David Kelly, Experte für die Verbreitung von Massenvernichtungswaffen im britischen Verteidigungsministerium, war am Freitag tot an einem Waldrand einige Kilometer außerhalb seines südenglischen Wohnortes aufgefunden worden. Er war zuvor gegen seinen Willen in die Kontroverse um einen umstrittenen BBC-Bericht geraten, in dem es unter Berufung auf eine ungenannte Quelle geheißen hatte, die britische Regierung habe in einem im September 2002 veröffentlichten Dossier über Iraks Massenvernichtungswaffen Geheimdienstinformationen aufgebauscht, um einen Krieg zu rechtfertigen. Kelly hatte letzten Dienstag vor einem Parlamentsausschuss bestritten, Quelle für den Bericht zu sein, was zuvor sein eigenes Ministerium behauptet hatte. Die BBC hatte sich unter Hinweis auf den Informantenschutz in Schweigen gehüllt. Gestern erklärte der Sender, Kelly sei tatsächlich wichtigste Quelle gewesen.

Die Polizei bestätigte am Samstag Kellys Selbstmord und sagte, der 59-Jährige habe sich die linke Pulsader aufgeschnitten und zuvor Schmerzmittel geschluckt. Sein Büro im Londoner Regierungsviertel wurde versiegelt. Die Regierung hat eine unabhängige richterliche Untersuchung von Kellys Todesumständen angeordnet.

Die BBC-Erklärung, wonach Kelly tatsächlich ihre „Hauptquelle“ gewesen sei, hat die Kontroverse jedoch nicht beendet. „Wir glauben weiterhin, dass wir richtig gehandelt haben, als wir Dr. Kellys Ansichten öffentlich machten“, erklärte der Staatssender. Kelly selbst hatte vor dem außenpolitischen Ausschuss des Unterhauses am Dienstag zwar bestätigt, den BBC-Journalisten Andrew Gilligan am 22. Mai in einem Londoner Hotel getroffen zu haben – das Datum, das Gilligan als das seines Treffens mit seinem Informanten genannt hatte. Er bestritt jedoch, dass der BBC-Bericht den Inhalt seines Gesprächs mit Gilligan korrekt wiedergegeben habe.
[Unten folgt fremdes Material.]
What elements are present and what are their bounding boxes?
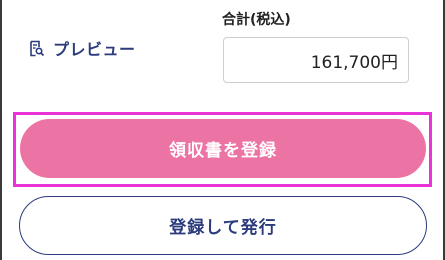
preview-doc-search-icon: [28, 40, 45, 57]
total-label: 合計(税込): [222, 12, 291, 28]
register-and-issue-button[interactable]: 登録して発行: [19, 196, 427, 255]
total-amount-field: 161,700円: [223, 37, 409, 83]
total-amount-value: 161,700円: [310, 52, 398, 73]
register-receipt-button[interactable]: 領収書を登録: [20, 119, 426, 178]
preview-label: プレビュー: [53, 40, 136, 59]
frame-edge-left: [0, 0, 2, 260]
preview-link[interactable]: プレビュー: [28, 36, 136, 60]
register-and-issue-button-label: 登録して発行: [169, 218, 277, 238]
register-receipt-button-label: 領収書を登録: [169, 141, 277, 161]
So hat entweder Kelly vor dem Parlamentsausschuss gelogen, oder BBC-Journalist Gilligan hat aus seinem Gespräch mit Kelly ungedeckte Schlüsse gezogen, oder es gibt noch weitere BBC-Informanten. Solche Fragen werden voraussichtlich in der richterlichen Untersuchung auftauchen, prognostizierte BBC-Chefredakteur Andrew Marr gestern: „Die BBC muss ernste Fragen beantworten. Tat sie genug, um Kelly als Quelle zu schützen? Hätte sie das früher preisgeben sollen? Hätte dies Druck von Kelly genommen? Natürlich wird die BBC Teil der Untersuchung sein.“

Marr meinte auch, der Ausgang der Ermittlungen würde über die politische Zukunft des britischen Verteidigungsministers Geoff Hoon und des Blair-Chefsprechers Alastair Campbell entscheiden. Freundes des Toten kritisierten gestern die Art, wie Kelly politisch unter Druck gesetzt wurde. Kelly hatte wenige Stunden vor seinem Tod in einer E-Mail in die USA gesagt, es gebe um ihn herum „viele dunkle Akteure, die Spielchen treiben“. Die Sunday Times berichtete, er habe sich von seinem Ministerium verraten gefühlt. Andrew Caxton, ein Kollege Kellys aus seiner Lehrzeit in Oxford, sagte: „Blair hat Blut an seinen Händen. Seine Partei sorgte dafür, dass Kelly zerstört wurde. Er war durch die parlamentarische Untersuchung am Boden zerstört. Für ihn war ein guter Ruf alles.“

Das kann man allerdings auch für Premierminister Blair sagen, der nun auch gegen die Zerstörung seines guten Rufes kämpft. Eine Sondersitzung des Parlaments lehnte er ab, ebenso eine Unterbrechung seiner derzeitigen Asienreise. Er forderte von der Öffentlichkeit „Respekt und Zurückhaltung“ – wohl vor allem gegenüber sich selbst. D.J.